The reason the Southern Baptist Convention is still arguing about women preachers is because they won't address the fundamental issue. The vast majority of the conservatives have no problem with women teaching - which is to exercise authority. The arguments in the New Testament that forbid women office are tied to the question of authority and the role of women which is one of domesticity.
As I continue to argue, 1 Corinthians 11 deals with extraordinary or charismatic prayer or prophecy. Paul is not contradicting himself in chapter 14 when he enjoins women to silence - to not even ask a question in the church gathering but to learn at home. The latter example refers to normative practice which now dominates in the post-apostolic period. If the SBC wants to have women teaching in the Church, then it needs to become Charismatic in doctrine.
What about Sunday School? This argument assumes that Sunday School (if valid at all) is somehow exempt from worship or the formal gathering of the Church. It seems clear enough that there are occasions when the Church can meet in which the normal reverence, male-teaching, sacraments and so forth are not in play - not that the Evangelical world pays much attention to these things anyway. It would follow this arrangement (say at a picnic or around the campfire) does not require the silence of women. It's not an absolute ban akin to the Taliban.

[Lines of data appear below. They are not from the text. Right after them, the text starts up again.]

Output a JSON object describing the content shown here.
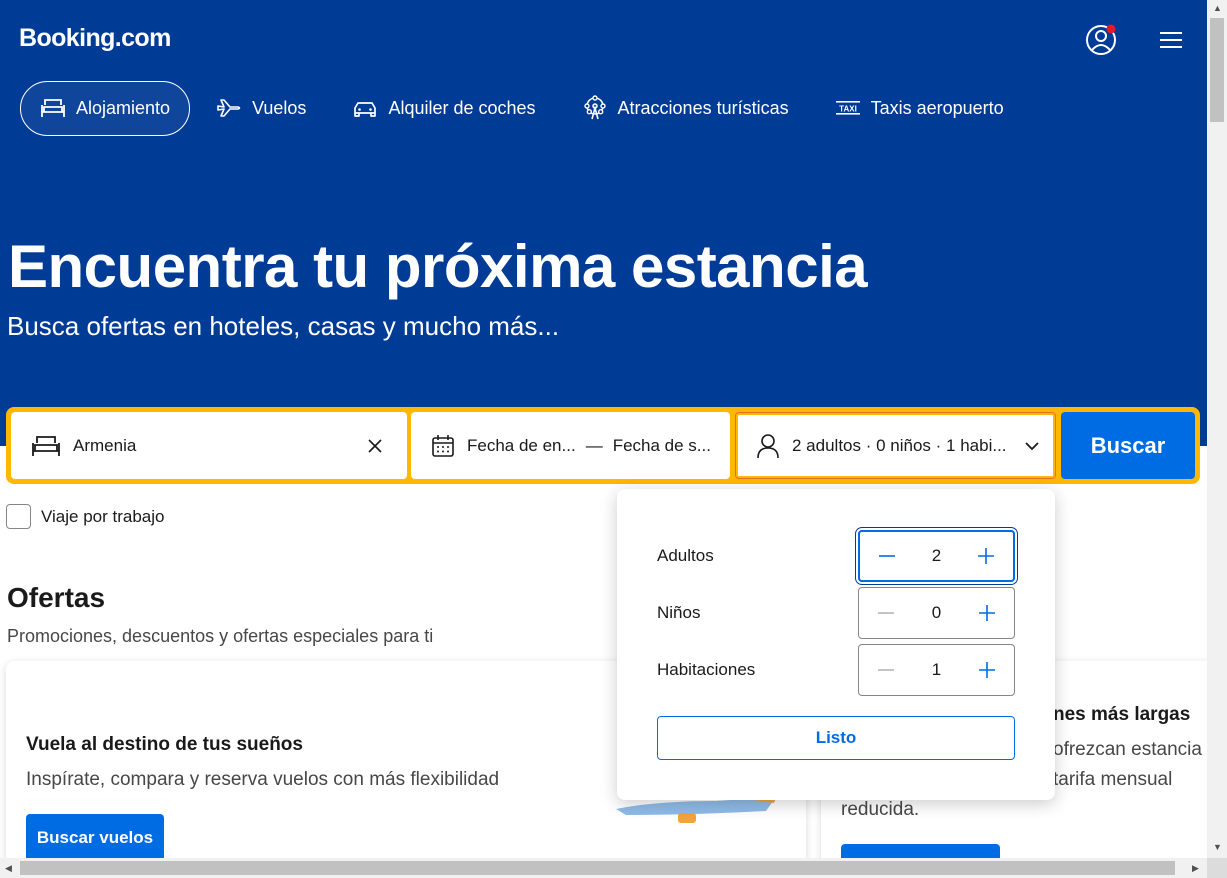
{
  "header": {
    "logo": "Booking.com",
    "user_icon": "user-circle-icon",
    "menu_icon": "hamburger-menu-icon",
    "notification_color": "#e21c24"
  },
  "nav": {
    "items": [
      {
        "label": "Alojamiento",
        "icon": "bed-icon",
        "active": true
      },
      {
        "label": "Vuelos",
        "icon": "plane-icon"
      },
      {
        "label": "Alquiler de coches",
        "icon": "car-icon"
      },
      {
        "label": "Atracciones turísticas",
        "icon": "ferris-wheel-icon"
      },
      {
        "label": "Taxis aeropuerto",
        "icon": "taxi-icon"
      }
    ]
  },
  "hero": {
    "title": "Encuentra tu próxima estancia",
    "subtitle": "Busca ofertas en hoteles, casas y mucho más..."
  },
  "search": {
    "destination": "Armenia",
    "checkin": "Fecha de en...",
    "dash": "—",
    "checkout": "Fecha de s...",
    "guests": "2 adultos · 0 niños · 1 habi...",
    "button": "Buscar"
  },
  "work_trip": {
    "label": "Viaje por trabajo",
    "checked": false
  },
  "offers": {
    "title": "Ofertas",
    "subtitle": "Promociones, descuentos y ofertas especiales para ti",
    "card1": {
      "title": "Vuela al destino de tus sueños",
      "text": "Inspírate, compara y reserva vuelos con más flexibilidad",
      "button": "Buscar vuelos"
    },
    "card2": {
      "title_partial": "nes más largas",
      "line1": "ofrezcan estancia",
      "line2": "tarifa mensual",
      "line3": "reducida."
    }
  },
  "guests_popup": {
    "rows": [
      {
        "label": "Adultos",
        "value": "2"
      },
      {
        "label": "Niños",
        "value": "0"
      },
      {
        "label": "Habitaciones",
        "value": "1"
      }
    ],
    "done": "Listo"
  },
  "colors": {
    "brand_blue": "#003b95",
    "action_blue": "#006ce4",
    "search_border": "#ffb700"
  }
}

However, Sunday School is still part of the congregational gathering. We get lost in the weeds when we start splitting hairs over the timing of the 'call to worship' and so forth. The Church is meeting and the Word is being taught. That's all part of the formal gathering and worship. Perhaps Sunday School (so-called) should be re-cast and integrated in with the formal meeting - so that there is no confusion. It's simply a time of more didactic instruction as opposed to preaching and sacraments. The whole model is flawed and this has been exacerbated by age segregation and much else. Women began to teach children and then it expanded from there.
Further as 'conservative' churches know allow women to teach in seminaries and the like - it's no stretch to let them teach in terms of the Church meeting.
And as women have abandoned the domestic sphere assumed and prescribed in the New Testament, it also follows that as they are in leadership and authority out in the world (and increasingly in the home) the idea that on Sunday morning they would suddenly flip a switch and turn into the meek, submissive, and shamefaced women held up as examples by the apostles is unrealistic.
The SBC and other groups will continue to have this problem because they're not addressing the core issues. Should they do so - their denomination would most likely splinter if not collapse.
In the meantime these measures and bureaucratic games make for good gossipy news stories but once again - the point is missed.
Evangelicalism broadly speaking has a problem when it comes to ecclesiology. Despite the claims of submission to Biblical authority, the faction all but explicitly rejects the Scripture's sufficiency on this point. New Testament worship is deemed insufficient as evidenced by their services dominated by pop music and other innovations. The New Testament is insufficient for the Christian Life as they clearly rely on therapeutic and psychology-driven models. Church growth is more dependent on market-driven strategies and Madison Avenue gimmicks than the Word and the Spirit. And when it comes to the structure of the Church, they rely on business models and continue to multiply the number of offices and functions within the Church.
They can laugh all they want about the multiplicity of offices created by Rome - Cardinals, archbishops, deacons, arch-deacons, sub-deacons, and on it goes. But they're no different. Visit the webpage of most Evangelical churches and your met with a multitude of offices - pastor of this and pastor of that. There's no end to it and as such there will always be loopholes and ways of framing office and authority that allow people into positions of authority that are outside the boundaries set by the New Testament.
The bottom line is this - when it comes to Evangelical ecclesiology, the New Testament is not authoritative. And when it comes to authority in the Church, they will not follow what the New Testament teaches because they have already abandoned what it says about the questions surrounding men, women, and authority. These realities function in dynamic terms and continue to shift and chip away at the authority structures within their denomination and individual congregations.
For these reasons and more, the SBC and other Evangelical bodies are going to wrestle with these issues over and over again. The leaders are treating symptoms but failing to address the underlying problem. And here's another aspect of that problem. The vast majority of these leaders are unclear themselves and unwilling to follow through. Biblical fidelity on these points will result in a mass exodus - which drives one to ask, just what is it they actually have in the SBC? Since the model is unbiblical to begin with, I would argue, not much.